Piracy data specialist MUSO has tracked streams of Joshua’s past fights, with millions of people again expected to seek illegal feeds of his fight against Povetkin.
“Almost 4 million people illegally streamed the Joshua vs Parker bout, with country based loyalty making fight fans from the UK, Nigeria [where Joshua’s mother originates] and New Zealand [where Joseph Parker is from] supporting their fighter by watching online,” Simon Horton, head of software development at MUSO, told The Independent.
According to MUSO’s analysis, the top seven countries that streamed the bout illegally were: United Kingdom, Nigeria, Ghana, Kenya, New Zealand, Fiji and United States of America.

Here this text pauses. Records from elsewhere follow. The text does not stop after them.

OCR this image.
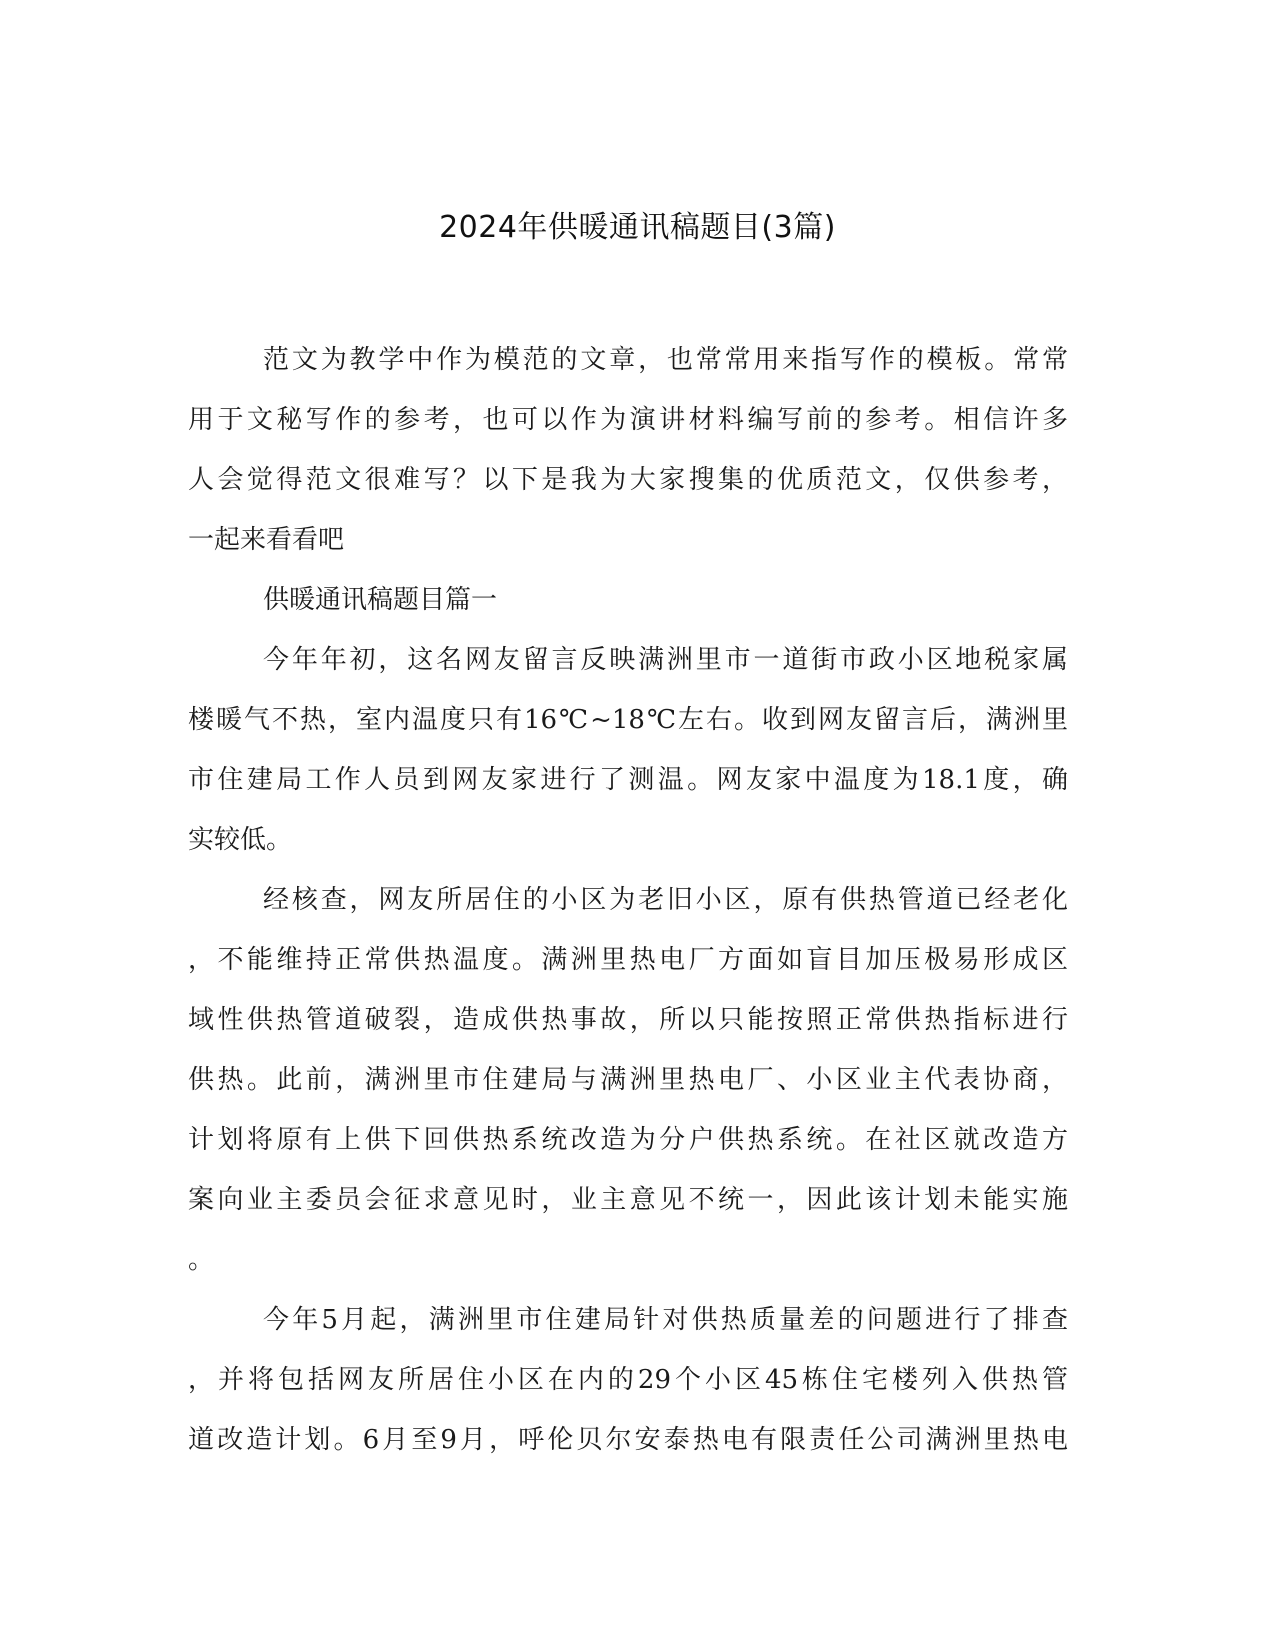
2024年供暖通讯稿题目(3篇)
范文为教学中作为模范的文章，也常常用来指写作的模板。常常
用于文秘写作的参考，也可以作为演讲材料编写前的参考。相信许多
人会觉得范文很难写？以下是我为大家搜集的优质范文，仅供参考，
一起来看看吧
供暖通讯稿题目篇一
今年年初，这名网友留言反映满洲里市一道街市政小区地税家属
楼暖气不热，室内温度只有16℃~18℃左右。收到网友留言后，满洲里
市住建局工作人员到网友家进行了测温。网友家中温度为18.1度，确
实较低。
经核查，网友所居住的小区为老旧小区，原有供热管道已经老化
，不能维持正常供热温度。满洲里热电厂方面如盲目加压极易形成区
域性供热管道破裂，造成供热事故，所以只能按照正常供热指标进行
供热。此前，满洲里市住建局与满洲里热电厂、小区业主代表协商，
计划将原有上供下回供热系统改造为分户供热系统。在社区就改造方
案向业主委员会征求意见时，业主意见不统一，因此该计划未能实施
。
今年5月起，满洲里市住建局针对供热质量差的问题进行了排查
，并将包括网友所居住小区在内的29个小区45栋住宅楼列入供热管
道改造计划。6月至9月，呼伦贝尔安泰热电有限责任公司满洲里热电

The problem has become especially prevalent on social media, with tools like Facebook Live allowing people to easily share content using just their smartphone. One illegal stream of Joshua’s 2017 fight against Vladimir Klitschko reached over 597,000 people on Facebook.
“Whether it’s a re-stream on social media, a piracy site, or using a device, box or stick connected to your TV, avoiding the official provider to access the fight is illegal,” said Kieron Sharp, CEO of the Federation Against Copyright Theft (FACT).
“FACT is leading the way in combatting digital piracy and working with PIPCU and industry to crackdown on illegal streaming and to hold those behind them accountable for their actions. It is getting harder and harder to watch live sport illegally and so boxing fans should be aware that if they were planning to watch the fight this way they are breaking the law.”
It is hoped that initiatives, such as the Copyright Directive that was approved by the EU last week, will mean the likes of Facebook and Google will have to be more proactive in taking down copyrighted material, including illegally streamed fights.
Those breaking the law by either hosting or viewing illegal streams risk severe fines, legal experts warned, as well as more unexpected consequences.
“Don’t let your eagerness to tune in make you commit a crime. By using illegal streaming sites you can open yourself up to several risks; some set-top boxes do not go through rigorous electrical testing and are therefore at risk of catching fire or giving electric shocks,” Detective Inspector Nick Court of the City of London Police’s Intellectual Property Crime Unit added.
“By using legitimate providers these risks can easily be avoided. Watch it live, watch it legally.”